FLÁVIA ROGÉRIO; RICCARDO BARONCELLI; FRANCISCO CUEVAS-FERNÁNDEZ; SIOLY BECERRA; JO ANNE CROUCH; WAGNER BETTIOL; ANDREA AZCÁRATE-PERIL; MARTHA MALAPI-WIGHT; VERONIQUE ORTEGA; JAVIER BETRAN; ALBERT TENUTA; JOSÉ DAMBOLENA; PAUL ESKER; PEDRO REVILLA; TAMRA JACKSON-ZIEMS; JÜRG HILTBRUNNER; GARY P. MUNKVOLD; IVICA BUHINIčEK; JOSÉ VICENTE-VILLARDÓN; SERENELLA SUKNO; MICHAEL THON

mBio

American Society for Microbiology

Año: 2023 vol. 4 p. 1 - 18

2161-2129

Background Colletotrichum graminicola, the causal agent of maize anthracnose, is an important crop disease worldwide.
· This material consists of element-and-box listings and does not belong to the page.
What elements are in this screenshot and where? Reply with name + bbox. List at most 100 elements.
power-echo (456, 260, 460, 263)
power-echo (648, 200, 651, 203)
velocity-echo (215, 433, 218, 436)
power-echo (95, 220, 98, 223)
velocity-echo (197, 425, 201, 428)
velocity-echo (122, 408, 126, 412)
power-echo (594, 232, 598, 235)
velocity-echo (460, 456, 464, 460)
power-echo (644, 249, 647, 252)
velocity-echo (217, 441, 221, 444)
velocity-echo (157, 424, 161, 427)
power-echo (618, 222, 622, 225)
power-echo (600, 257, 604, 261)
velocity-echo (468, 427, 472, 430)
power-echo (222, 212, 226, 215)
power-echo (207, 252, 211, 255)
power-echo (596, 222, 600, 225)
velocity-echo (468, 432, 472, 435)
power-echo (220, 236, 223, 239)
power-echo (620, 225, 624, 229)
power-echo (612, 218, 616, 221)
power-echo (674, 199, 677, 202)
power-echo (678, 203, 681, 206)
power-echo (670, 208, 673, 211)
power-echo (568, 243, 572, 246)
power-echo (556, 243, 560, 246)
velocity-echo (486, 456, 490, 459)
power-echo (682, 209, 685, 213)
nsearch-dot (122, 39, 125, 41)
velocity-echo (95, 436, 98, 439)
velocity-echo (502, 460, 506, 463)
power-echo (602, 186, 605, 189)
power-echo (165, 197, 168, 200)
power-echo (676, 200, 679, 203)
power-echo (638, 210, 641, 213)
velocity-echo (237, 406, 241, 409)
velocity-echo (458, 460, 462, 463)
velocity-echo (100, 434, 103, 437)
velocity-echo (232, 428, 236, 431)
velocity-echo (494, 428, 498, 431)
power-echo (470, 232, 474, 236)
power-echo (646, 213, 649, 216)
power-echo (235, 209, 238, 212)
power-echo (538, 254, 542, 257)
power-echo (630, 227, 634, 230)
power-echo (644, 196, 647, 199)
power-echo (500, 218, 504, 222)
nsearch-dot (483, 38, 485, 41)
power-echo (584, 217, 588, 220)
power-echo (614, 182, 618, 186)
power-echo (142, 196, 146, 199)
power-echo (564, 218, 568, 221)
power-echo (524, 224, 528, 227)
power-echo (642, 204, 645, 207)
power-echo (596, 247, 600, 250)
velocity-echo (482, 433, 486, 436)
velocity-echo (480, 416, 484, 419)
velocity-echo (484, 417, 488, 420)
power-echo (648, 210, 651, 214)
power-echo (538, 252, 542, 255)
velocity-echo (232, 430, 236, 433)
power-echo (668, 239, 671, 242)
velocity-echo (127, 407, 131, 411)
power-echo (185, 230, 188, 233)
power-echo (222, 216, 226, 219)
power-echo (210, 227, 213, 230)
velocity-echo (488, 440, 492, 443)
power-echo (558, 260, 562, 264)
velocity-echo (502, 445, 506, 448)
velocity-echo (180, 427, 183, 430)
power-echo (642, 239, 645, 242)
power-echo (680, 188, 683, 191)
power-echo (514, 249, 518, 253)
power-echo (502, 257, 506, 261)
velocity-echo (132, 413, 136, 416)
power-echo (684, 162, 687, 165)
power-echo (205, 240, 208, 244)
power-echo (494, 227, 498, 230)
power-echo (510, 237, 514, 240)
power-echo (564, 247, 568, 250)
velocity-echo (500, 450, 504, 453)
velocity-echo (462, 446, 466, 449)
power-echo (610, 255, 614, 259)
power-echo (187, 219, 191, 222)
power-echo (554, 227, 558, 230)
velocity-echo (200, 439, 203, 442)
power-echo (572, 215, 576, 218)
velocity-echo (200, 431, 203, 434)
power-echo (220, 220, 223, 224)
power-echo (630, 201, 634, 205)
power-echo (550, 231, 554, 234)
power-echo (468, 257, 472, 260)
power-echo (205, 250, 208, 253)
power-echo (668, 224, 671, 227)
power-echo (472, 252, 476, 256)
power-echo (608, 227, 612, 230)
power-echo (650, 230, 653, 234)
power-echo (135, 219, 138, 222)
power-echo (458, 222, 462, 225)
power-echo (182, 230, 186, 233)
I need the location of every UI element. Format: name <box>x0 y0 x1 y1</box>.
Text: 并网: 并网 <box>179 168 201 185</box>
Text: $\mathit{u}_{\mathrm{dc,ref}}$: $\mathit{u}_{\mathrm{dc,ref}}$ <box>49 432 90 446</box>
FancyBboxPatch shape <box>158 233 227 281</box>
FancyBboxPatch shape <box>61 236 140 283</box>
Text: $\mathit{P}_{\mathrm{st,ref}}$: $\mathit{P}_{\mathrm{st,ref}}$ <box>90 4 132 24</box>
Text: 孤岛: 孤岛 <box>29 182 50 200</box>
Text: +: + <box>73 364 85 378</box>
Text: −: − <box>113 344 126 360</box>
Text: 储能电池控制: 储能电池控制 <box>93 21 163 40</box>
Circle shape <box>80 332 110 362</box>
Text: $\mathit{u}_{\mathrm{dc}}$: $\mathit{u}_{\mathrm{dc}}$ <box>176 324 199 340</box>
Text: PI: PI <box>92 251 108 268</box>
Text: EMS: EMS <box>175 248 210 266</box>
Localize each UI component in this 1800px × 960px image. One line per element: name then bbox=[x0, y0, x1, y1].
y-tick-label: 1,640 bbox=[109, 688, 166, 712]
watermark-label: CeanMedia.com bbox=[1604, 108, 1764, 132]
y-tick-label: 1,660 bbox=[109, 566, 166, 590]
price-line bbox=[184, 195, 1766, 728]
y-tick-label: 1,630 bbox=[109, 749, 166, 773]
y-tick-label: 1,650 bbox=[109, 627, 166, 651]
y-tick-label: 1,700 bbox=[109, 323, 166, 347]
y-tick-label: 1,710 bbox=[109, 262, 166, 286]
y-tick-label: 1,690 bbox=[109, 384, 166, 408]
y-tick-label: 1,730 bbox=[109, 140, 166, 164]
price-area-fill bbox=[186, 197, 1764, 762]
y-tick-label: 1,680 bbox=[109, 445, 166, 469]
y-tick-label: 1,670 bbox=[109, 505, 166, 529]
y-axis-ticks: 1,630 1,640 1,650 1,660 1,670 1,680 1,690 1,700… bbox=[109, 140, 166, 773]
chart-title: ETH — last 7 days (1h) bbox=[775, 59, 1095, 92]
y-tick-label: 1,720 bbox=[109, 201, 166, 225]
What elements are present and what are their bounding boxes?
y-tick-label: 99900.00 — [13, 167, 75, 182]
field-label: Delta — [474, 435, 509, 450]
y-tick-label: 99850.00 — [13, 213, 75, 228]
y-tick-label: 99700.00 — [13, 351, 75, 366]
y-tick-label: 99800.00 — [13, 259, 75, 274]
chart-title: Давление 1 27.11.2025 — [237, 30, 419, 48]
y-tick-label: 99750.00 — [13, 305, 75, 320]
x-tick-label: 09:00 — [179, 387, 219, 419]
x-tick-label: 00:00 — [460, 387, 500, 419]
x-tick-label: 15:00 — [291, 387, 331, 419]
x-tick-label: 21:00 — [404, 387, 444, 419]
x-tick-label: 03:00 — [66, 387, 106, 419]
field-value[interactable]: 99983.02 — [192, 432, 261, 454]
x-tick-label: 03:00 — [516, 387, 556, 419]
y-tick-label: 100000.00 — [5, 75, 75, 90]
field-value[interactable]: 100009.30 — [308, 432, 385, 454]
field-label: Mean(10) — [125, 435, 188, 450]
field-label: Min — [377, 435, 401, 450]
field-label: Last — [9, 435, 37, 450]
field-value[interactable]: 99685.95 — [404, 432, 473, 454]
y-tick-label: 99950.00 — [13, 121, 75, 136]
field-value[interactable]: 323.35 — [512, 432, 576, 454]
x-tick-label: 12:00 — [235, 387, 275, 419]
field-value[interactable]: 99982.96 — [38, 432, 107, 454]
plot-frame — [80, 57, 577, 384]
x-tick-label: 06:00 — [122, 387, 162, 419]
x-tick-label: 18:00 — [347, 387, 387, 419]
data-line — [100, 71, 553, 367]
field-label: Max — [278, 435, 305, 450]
Understanding the genetic diversity and mechanisms underlying genetic variation in pathogen populations is crucial to the development of effective control strategies. The genus Colletotrichum is largely recognized as asexual, but several species have been reported to have a sexual cycle. Here, we employed a population genomics approach to investigate the genetic diversity and reproductive biology of C. graminicola isolates infecting maize. We sequenced 108 isolates of C. graminicola collected in 14 countries using restriction site-associated DNA sequencing (RAD-Seq) and whole-genome sequencing (WGS).Results Clustering analyses based on single-nucleotide polymorphisms showed populational differentiation at a global scale, with three genetic groups delimited by continental origin, compatible with short-dispersal of the pathogen, and geographic subdivision. Distinct levels of genetic diversity were observed between these clades, suggesting different evolutionary histories. Intra and inter-continental migration was predicted between Europe and South America, likely associated with the movement of contaminated germplasm. Low clonality and evidence of genetic recombination were detected from the analysis of linkage disequilibrium and the pairwise homoplasy index (PHI) test for clonality. We show evidence that even if rare (possibly due to losses of sex and meiosis-associated genes) C. graminicola can undergo sexual recombination based on lab assays and genomic analyses.Conclusions Our results support hypotheses of intra and intercontinental pathogen migration and genetic recombination with great impact on C. graminicola population structure.